Today, the fort’s well-preserved casements and citadel house a variety of military memorabilia and artifacts, though the site’s most popular item has no military connection whatsoever—Robert, the haunted doll, who once belonged to the child of an early Key West family.
“Robert has his own Facebook page, and we have a staff member who does nothing but answer Robert’s fan mail,” Pennington says.
Robert is also a prominent feature of ghost tours that stop at Martello, where, Pennington adds, “funny things happen every now and then.”
Less spooky but just as historically important is Fort Zachary Taylor—built in 1866 and now a state park—offering ranger-guided tours daily, which may be followed by snorkeling excursions from the park’s beach. Private group tours can be arranged in advance.

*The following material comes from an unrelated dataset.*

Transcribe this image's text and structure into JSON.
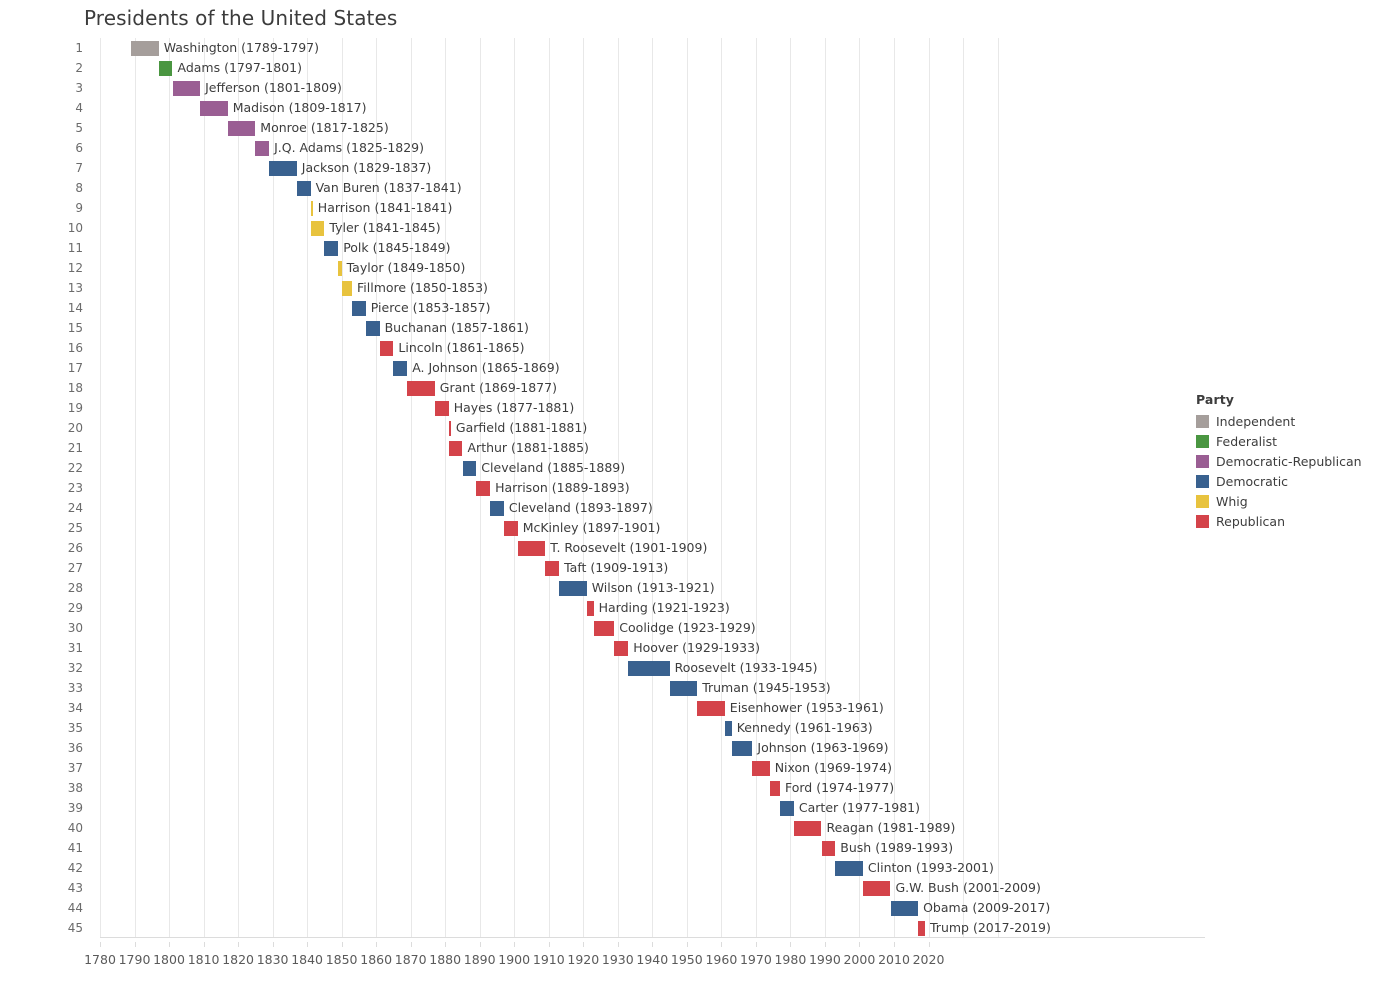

Meanwhile, a facility that started life as a naval command headquarters during the Spanish-American War has become one of the island’s premier group venues. The Truman Little White House—used by President Harry S. Truman from 1946-1952 and by six succeeding presidents—offers a small indoor meeting room and outdoor lawn space, while an expert event staff can help arrange corporate parties and other functions. Recent events included a croquet tournament on the lawn and a concert featuring Truman-era music. Smaller groups or VIPs can even dine at the 16-seat President’s Table or enjoy an evening of poker and bourbon, as Truman himself did there once.

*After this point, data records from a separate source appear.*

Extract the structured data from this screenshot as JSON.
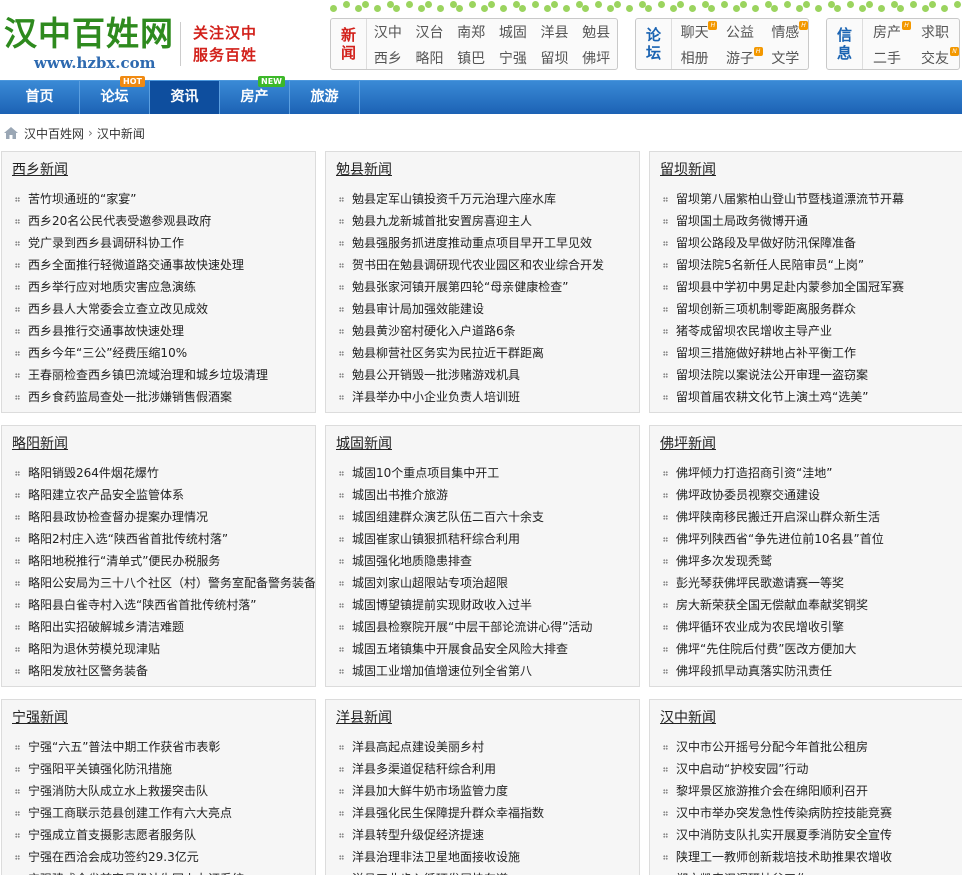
{
  "logo": {
    "name": "汉中百姓网",
    "url": "www.hzbx.com"
  },
  "slogan": {
    "line1": "关注汉中",
    "line2": "服务百姓"
  },
  "quick_news": {
    "title_top": "新",
    "title_bottom": "闻",
    "links": [
      "汉中",
      "汉台",
      "南郑",
      "城固",
      "洋县",
      "勉县",
      "西乡",
      "略阳",
      "镇巴",
      "宁强",
      "留坝",
      "佛坪"
    ]
  },
  "quick_forum": {
    "title_top": "论",
    "title_bottom": "坛",
    "links": [
      "聊天",
      "公益",
      "情感",
      "相册",
      "游子",
      "文学"
    ]
  },
  "quick_info": {
    "title_top": "信",
    "title_bottom": "息",
    "links": [
      "房产",
      "求职",
      "二手",
      "交友"
    ]
  },
  "nav": {
    "items": [
      "首页",
      "论坛",
      "资讯",
      "房产",
      "旅游"
    ],
    "badges": {
      "hot": "HOT",
      "new": "NEW"
    }
  },
  "breadcrumb": {
    "home": "汉中百姓网",
    "current": "汉中新闻"
  },
  "panels": [
    {
      "title": "西乡新闻",
      "items": [
        "苦竹坝通班的“家宴”",
        "西乡20名公民代表受邀参观县政府",
        "党广录到西乡县调研科协工作",
        "西乡全面推行轻微道路交通事故快速处理",
        "西乡举行应对地质灾害应急演练",
        "西乡县人大常委会立查立改见成效",
        "西乡县推行交通事故快速处理",
        "西乡今年“三公”经费压缩10%",
        "王春丽检查西乡镇巴流域治理和城乡垃圾清理",
        "西乡食药监局查处一批涉嫌销售假酒案"
      ]
    },
    {
      "title": "勉县新闻",
      "items": [
        "勉县定军山镇投资千万元治理六座水库",
        "勉县九龙新城首批安置房喜迎主人",
        "勉县强服务抓进度推动重点项目早开工早见效",
        "贺书田在勉县调研现代农业园区和农业综合开发",
        "勉县张家河镇开展第四轮“母亲健康检查”",
        "勉县审计局加强效能建设",
        "勉县黄沙窑村硬化入户道路6条",
        "勉县柳营社区务实为民拉近干群距离",
        "勉县公开销毁一批涉赌游戏机具",
        "洋县举办中小企业负责人培训班"
      ]
    },
    {
      "title": "留坝新闻",
      "items": [
        "留坝第八届紫柏山登山节暨栈道漂流节开幕",
        "留坝国土局政务微博开通",
        "留坝公路段及早做好防汛保障准备",
        "留坝法院5名新任人民陪审员“上岗”",
        "留坝县中学初中男足赴内蒙参加全国冠军赛",
        "留坝创新三项机制零距离服务群众",
        "猪苓成留坝农民增收主导产业",
        "留坝三措施做好耕地占补平衡工作",
        "留坝法院以案说法公开审理一盗窃案",
        "留坝首届农耕文化节上演土鸡“选美”"
      ]
    },
    {
      "title": "略阳新闻",
      "items": [
        "略阳销毁264件烟花爆竹",
        "略阳建立农产品安全监管体系",
        "略阳县政协检查督办提案办理情况",
        "略阳2村庄入选“陕西省首批传统村落”",
        "略阳地税推行“清单式”便民办税服务",
        "略阳公安局为三十八个社区（村）警务室配备警务装备",
        "略阳县白雀寺村入选“陕西省首批传统村落”",
        "略阳出实招破解城乡清洁难题",
        "略阳为退休劳模兑现津贴",
        "略阳发放社区警务装备"
      ]
    },
    {
      "title": "城固新闻",
      "items": [
        "城固10个重点项目集中开工",
        "城固出书推介旅游",
        "城固组建群众演艺队伍二百六十余支",
        "城固崔家山镇狠抓秸秆综合利用",
        "城固强化地质隐患排查",
        "城固刘家山超限站专项治超限",
        "城固博望镇提前实现财政收入过半",
        "城固县检察院开展“中层干部论流讲心得”活动",
        "城固五堵镇集中开展食品安全风险大排查",
        "城固工业增加值增速位列全省第八"
      ]
    },
    {
      "title": "佛坪新闻",
      "items": [
        "佛坪倾力打造招商引资“洼地”",
        "佛坪政协委员视察交通建设",
        "佛坪陕南移民搬迁开启深山群众新生活",
        "佛坪列陕西省“争先进位前10名县”首位",
        "佛坪多次发现秃鹫",
        "彭光琴获佛坪民歌邀请赛一等奖",
        "房大新荣获全国无偿献血奉献奖铜奖",
        "佛坪循环农业成为农民增收引擎",
        "佛坪“先住院后付费”医改方便加大",
        "佛坪段抓早动真落实防汛责任"
      ]
    },
    {
      "title": "宁强新闻",
      "items": [
        "宁强“六五”普法中期工作获省市表彰",
        "宁强阳平关镇强化防汛措施",
        "宁强消防大队成立水上救援突击队",
        "宁强工商联示范县创建工作有六大亮点",
        "宁强成立首支摄影志愿者服务队",
        "宁强在西洽会成功签约29.3亿元",
        "宁强建成全省首家县级计生网上办证系统"
      ]
    },
    {
      "title": "洋县新闻",
      "items": [
        "洋县高起点建设美丽乡村",
        "洋县多渠道促秸秆综合利用",
        "洋县加大鲜牛奶市场监管力度",
        "洋县强化民生保障提升群众幸福指数",
        "洋县转型升级促经济提速",
        "洋县治理非法卫星地面接收设施",
        "洋县工业步入循环发展快车道"
      ]
    },
    {
      "title": "汉中新闻",
      "items": [
        "汉中市公开摇号分配今年首批公租房",
        "汉中启动“护校安园”行动",
        "黎坪景区旅游推介会在绵阳顺利召开",
        "汉中市举办突发急性传染病防控技能竞赛",
        "汉中消防支队扎实开展夏季消防安全宣传",
        "陕理工一教师创新栽培技术助推果农增收",
        "郑文凯来汉调研扶贫工作"
      ]
    }
  ],
  "colors": {
    "nav_top": "#3a8ad6",
    "nav_bottom": "#1c62b4",
    "logo_green": "#2e8a1e",
    "slogan_red": "#d2211b",
    "panel_bg": "#f6f6f6"
  }
}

“Presidents of corporations love to sit where actual presidents have,” says Robert Wolz, director of the venue. “Guests understand that they’ve been brought somewhere very important. We provide a very unique, exciting concept. It often has quite an impact on a group.”
By virtue of geography, Key West has most of the island chain’s heritage sites, though there are fascinating historical attractions throughout the Keys. Set beneath the old Seven Mile Bridge—built by Flagler for the railroad but replaced by a new structure in 1982—five-acre Pigeon Key once housed a railroad construction camp but today is open for tours and recreation. A classroom with audiovisual equipment is available for meetings, or groups can also rent out the entire island, says Kelly McKinnon, executive director of the Pigeon Key Foundation.
“We’ve done corporate retreats, church groups and marine science education groups,” he says.
Farther along the Overseas Highway in Islamorada, one of the Keys’ most popular pastimes is explored at the History of Diving Museum, boasting an extensive collection of diving helmets from around the world as well as a new, state-of-the-art research library that can host groups of up to 50.
In Key Largo, a touch of old Hollywood glamour is back. The African Queen, the iconic vessel from the 1951 Bogart-Hepburn film of the same name, has emerged from a restoration to once again cruise the waters off Key Largo. Built in 1912 and registered as a National Historic Site, the vessel runs sightseeing tours, or groups may charter it for private outings.